山口二郎・法政大教授は科研費6億円の使途および成果を国民に分かりやすく提示・説明する責任がある

 大阪大学・牟田教授が科研費を政治活動に流用した疑惑に端を発した騒動が “飛び火” しています。

 6億円もの科研費を手にした法政大学の山口二郎教授は「研究の成果や科研費の使途」に疑念が持たれている状況です。なぜなら、遠藤乾・北海道大教授が「(山口二郎)先生が獲得されたファンドで好き勝手やらせてもらった」と発言しており、批判が起きない方が不思議と言えるでしょう。

 

山口二郎・法政大教授が手にした科研費は6億円

 山口二郎氏は北海道大学や法政大学で教授職を務めた経歴を持つ政治学者です。“文系に分類される教授” が2002年以降に6億円もの科研費を手にしているのです。

表:山口二郎教授が獲得した科研費
期間 交付額 研究課題
2002
〜2006
4億4577万円
直:3億6822万円
間:7755万円
グローバリゼーション時代におけるガバナンスの変容に関する比較研究
2007
〜2011
9854万円
直:7580万円
間:2274万円
市民社会民主主義の理念と政策に関する総合的考察
2012
〜2017
4498万円
直:3460万円
間:1038万円
政権交代の比較研究と民主政治の可能性に関する考察

 2002年以降、1年も途切れることなく合計で約6億円もの科研費を文系の教授が手にしているのです。

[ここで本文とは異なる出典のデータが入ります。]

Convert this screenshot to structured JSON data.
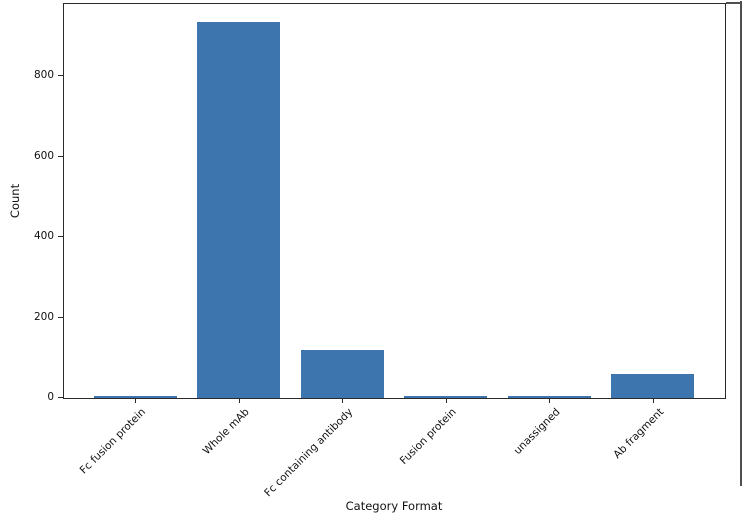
{
  "chart_data": {
    "type": "bar",
    "title": "",
    "xlabel": "Category Format",
    "ylabel": "Count",
    "categories": [
      "Fc fusion protein",
      "Whole mAb",
      "Fc containing antibody",
      "Fusion protein",
      "unassigned",
      "Ab fragment"
    ],
    "values": [
      5,
      935,
      120,
      5,
      5,
      60
    ],
    "yticks": [
      0,
      200,
      400,
      600,
      800
    ],
    "ylim": [
      0,
      980
    ],
    "xtick_rotation_deg": 45,
    "grid": false,
    "legend_position": "none",
    "bar_color": "#3d76af",
    "spine_color": "#2b2b2b",
    "text_color": "#111111",
    "background_color": "#ffffff"
  }
}
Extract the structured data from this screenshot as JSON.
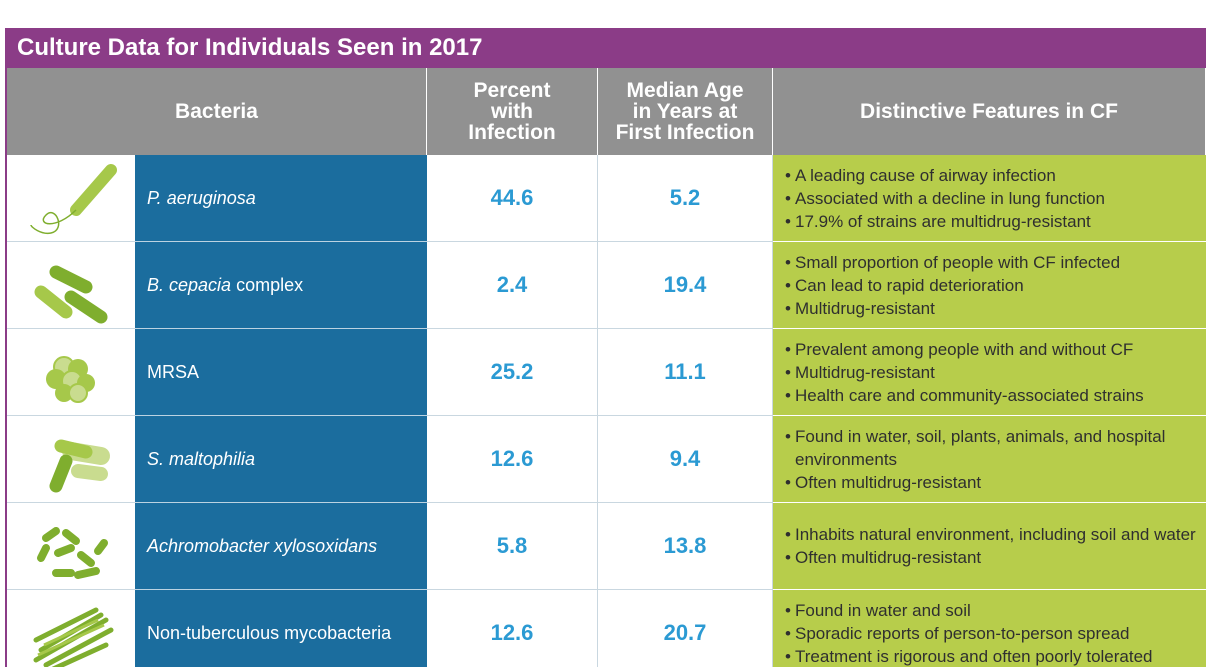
{
  "title": "Culture Data for Individuals Seen in 2017",
  "header": [
    [
      "Bacteria"
    ],
    [
      "Percent",
      "with",
      "Infection"
    ],
    [
      "Median Age",
      "in Years at",
      "First Infection"
    ],
    [
      "Distinctive Features in CF"
    ]
  ],
  "rows": [
    {
      "name": [
        {
          "text": "P. aeruginosa",
          "italic": true
        }
      ],
      "percent": 44.6,
      "median_age": 5.2,
      "features": [
        "A leading cause of airway infection",
        "Associated with a decline in lung function",
        "17.9% of strains are multidrug-resistant"
      ]
    },
    {
      "name": [
        {
          "text": "B. cepacia",
          "italic": true
        },
        {
          "text": " complex",
          "italic": false
        }
      ],
      "percent": 2.4,
      "median_age": 19.4,
      "features": [
        "Small proportion of people with CF infected",
        "Can lead to rapid deterioration",
        "Multidrug-resistant"
      ]
    },
    {
      "name": [
        {
          "text": "MRSA",
          "italic": false
        }
      ],
      "percent": 25.2,
      "median_age": 11.1,
      "features": [
        "Prevalent among people with and without CF",
        "Multidrug-resistant",
        "Health care and community-associated strains"
      ]
    },
    {
      "name": [
        {
          "text": "S. maltophilia",
          "italic": true
        }
      ],
      "percent": 12.6,
      "median_age": 9.4,
      "features": [
        "Found in water, soil, plants, animals, and hospital environments",
        "Often multidrug-resistant"
      ]
    },
    {
      "name": [
        {
          "text": "Achromobacter xylosoxidans",
          "italic": true
        }
      ],
      "percent": 5.8,
      "median_age": 13.8,
      "features": [
        "Inhabits natural environment, including soil and water",
        "Often multidrug-resistant"
      ]
    },
    {
      "name": [
        {
          "text": "Non-tuberculous mycobacteria",
          "italic": false
        }
      ],
      "percent": 12.6,
      "median_age": 20.7,
      "features": [
        "Found in water and soil",
        "Sporadic reports of person-to-person spread",
        "Treatment is rigorous and often poorly tolerated"
      ]
    }
  ]
}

 IPS 細胞の研究でノーベル賞を受賞した山中伸弥教授(京都大)よりも多額の科研費を得ているのですから、研究成果だけでなく、使途を公開する必要があると言えるでしょう。

 

“税金を原資とする科研費” を『エビデンスなしの申告書類』で研究者が自由に使えることが問題

 科研費の問題が炎上することになった要因として、以下の項目をあげることができます。

  • 科研費(=科学研究費助成事業)の原資は税金
  • 申請時の審査で給付額が決まる
  • “紳士協定” (=性善説)に基づく運用方針
    → 給付金の使途や報告書に対する審査はない

 税金が投入されているのですから、「何に使ったのか」と質問が出るのは当然です。政治に費やされる税金の使途を明らかにすることと同様に、学問に費やされた税金の使途も同じ水準で公開されるべきことなのです。

 しかし、現状は「受け取った科研費をどのように使うかは研究者の裁量に委ねられ、使途に対する報告義務は存在しない」のです。この状況で “学術目的” ではなく、“政治的活動” に科研費を流用していると疑われる事例まで浮上しました。

 科研費の運用ルールが現行のままで継続される見通しは「極めて難しい」と言えるでしょう。

 

政治家の収支報告書と同じ規則を科研費にも適用すべき

 山口二郎氏が6億円もの科研費を得たという事実は「山口二郎氏の研究にはそれだけの価値がある」と判断されたからでしょう。山口氏には「研究成果でその期待に報いる」と同時に、「科研費の使途」を公開する責務があります。

 「チェックが可能」と主張しても、事務的なものに留まるでしょう。“書類の記載内容” を確認することは可能でも、記載内容の裏付けを取り、不正を見抜くのは極めて困難です。

 旅費・会議費・謝礼などの金の動きを証明する義務は負っていないのですから、「政治家よりも金の動きは不透明」なのです。研究費は効率的・効果的に配分する必要がある訳ですから、「どのように研究費が使われたか」を事後的に確認できる体制に変更することは避けられないと言えるでしょう。

 山口二郎教授の共同研究者であった遠藤乾・北海道大教授が「山口二郎先生が獲得されたファンドで好き勝手やらせてもらった」と発言し、山口教授自身も「楽しかったですね」と賛同しているのです。

 山口教授は『遠藤教授の発言』に対する説明責任があります。もし説明ができないのであれば、科研費の運用そのものを見直し、『山口二郎ルール』という形で是正を図るべきでしょう。

 

 「研究者が何の制約も科されずに税金である科研費を使えること」は問題ですし、「科研費を使った政治的な活動」も容認されることではありません。

 反政権活動をするなら、科研費以外の資金で行うべきです。『学問の自由』を理由に「科研費を私的流用している」と世間に見ていることが反感を買う大きな原因になっていることを強く自覚する必要があると言えるのではないでしょうか。